By Ted Frisbie
Special to The Sopris Sun
In response to the National Geographic cover story, “The Last Voices of World War II” (published June 20, 2020), I felt compelled to draw attention to one of our Valley’s last surviving members of the 10th Mountain Division.
Born July 28, 1919 in Waterbury, Connecticut, John Waldo Tripp first enlisted as an Air Corp Cadet on Feb. 5, 1942. He “washed out’’ by October, but re-enlisted in the 87th Mountain Infantry Regiment nearly immediately after an honorable discharge. This was to become the famed “10th Mountain Division,” but they had no division yet.
He then went to training at Camp Hale near Leadville. His first deployment was to recapture the Aleutian island of Kiska from the Japanese in 1943. Only upon their arrival did they learn that, to everyone’s surprise, the Japanese had left the island about a week previously. Dogs roamed around stacks of nice canned food and coal fires were still burning.
Tripp and his division returned to Camp Hale, where they formally established the 10th Mountain Division. He spent the winter at Camp Hale, and was married to Irene Walker on March 18, 1944. His father sent him a letter telling him he had no mercy for any man who took on “two battles at once.”
Tripp shipped out for Italy just before Christmas in 1944. As Italy had joined the Allies by this time, they fought German troops in the Apennine mountains in Tuscany north of Florence. Tripp became a Platoon Tech Sergeant with a mortar section.
On March 3, 1945, Tripp was shot twice in both legs in the Apennines on Monte Della Vedetta, just overlooking the Po River valley near Bologna. He was taken to a MASH unit in Pistoia (“Where they invented the pistol,” he loves to note,) to recover, and then returned to his company at Lago Garda in early May, 1945, just before V-E Day. Immediately after the war, Tripp stayed in Europe most of the summer, even enjoying ski races in Austria on the Fourth of July!
Upon returning to the United States, he first worked for his wife’s father’s sheet metal factory, installing gutters and furnaces. He eventually owned his own barrel plant in Denver from 1950 to 1971. Upon retiring, he and his wife Irene bought a little corner of land from John Neislanik. “He took my offer when he needed a new truck and his wife was pregnant,” Tripp remembers.
The Tripps would travel to Carbondale each weekend and camp under a leaning tree on their property as he built their “Albergo Paradiso” over the next two years.
In post-war life, they traveled extensively, often with some or all of their four children. They visited all seven continents, but always strongly favored Europe, which they’d toured in younger days. “I was pretty poor in all subjects except geography,” Tripp says. “I love maps.”
I met Tripp at the Carbondale Post Office in the fall of 2018. As was his wont, he had strapped the front wheel of his adult-sized tricycle in the back of his Subaru and trailed it down the bottom of Prince Creek Road (at 98, no less!). From there, he would ride it into town to shop and do errands, then ride back to his car.
We struck up a conversation concerning the state flags he was flying from his tricycle.

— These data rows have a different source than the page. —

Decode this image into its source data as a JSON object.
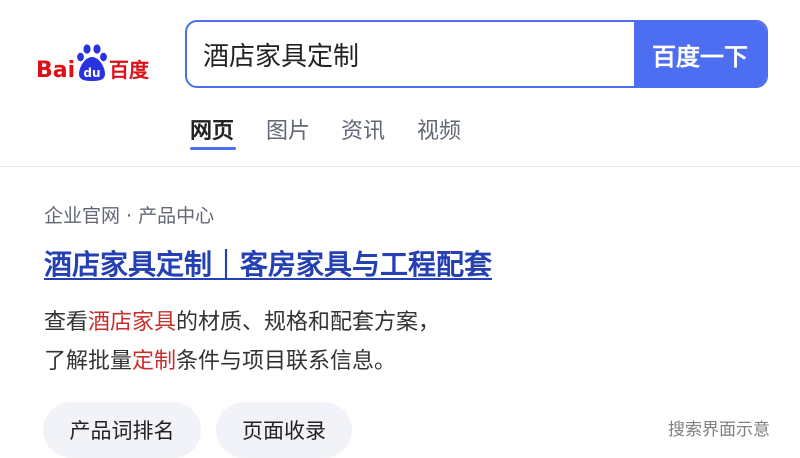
{
  "header": {
    "logo": {
      "brand": "Baidu",
      "paw_text": "du",
      "suffix": "百度",
      "brand_color": "#de0f17",
      "paw_color": "#2932e1"
    },
    "search": {
      "query": "酒店家具定制",
      "button_label": "百度一下",
      "accent": "#4e6ef2"
    },
    "tabs": [
      {
        "label": "网页",
        "active": true
      },
      {
        "label": "图片",
        "active": false
      },
      {
        "label": "资讯",
        "active": false
      },
      {
        "label": "视频",
        "active": false
      }
    ]
  },
  "result": {
    "breadcrumb": "企业官网 · 产品中心",
    "title": "酒店家具定制｜客房家具与工程配套",
    "title_color": "#2440b3",
    "snippet": {
      "line1": {
        "pre": "查看",
        "highlight": "酒店家具",
        "post": "的材质、规格和配套方案，"
      },
      "line2": {
        "pre": "了解批量",
        "highlight": "定制",
        "post": "条件与项目联系信息。"
      },
      "highlight_color": "#c8302e"
    },
    "chips": [
      "产品词排名",
      "页面收录"
    ]
  },
  "footer_note": "搜索界面示意"
}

He was interested in me because my name is “Frisbie,” and he grew up near the Frisbie Pie Company (yes, that one). It reminded him of the motto (perhaps misremembered), “A Frisbie pie without cheese is like a kiss without a squeeze.” Thus began our tradition of collecting, sharing and laughing about idioms and jokes. Visiting Tripp is often like reading the “Laughter, the Best Medicine” page from Reader’s Digest.
He asked me one morning whether I had any metal mesh. Why? He was dealing with a pesky flicker that was drilling a hole just outside his bedroom and keeping him awake. At the time, he was climbing a ladder with his pockets loaded with pebbles, then dropping the pebbles into the hole in his exterior wall in an effort to fill it up, leaving no room for the flicker.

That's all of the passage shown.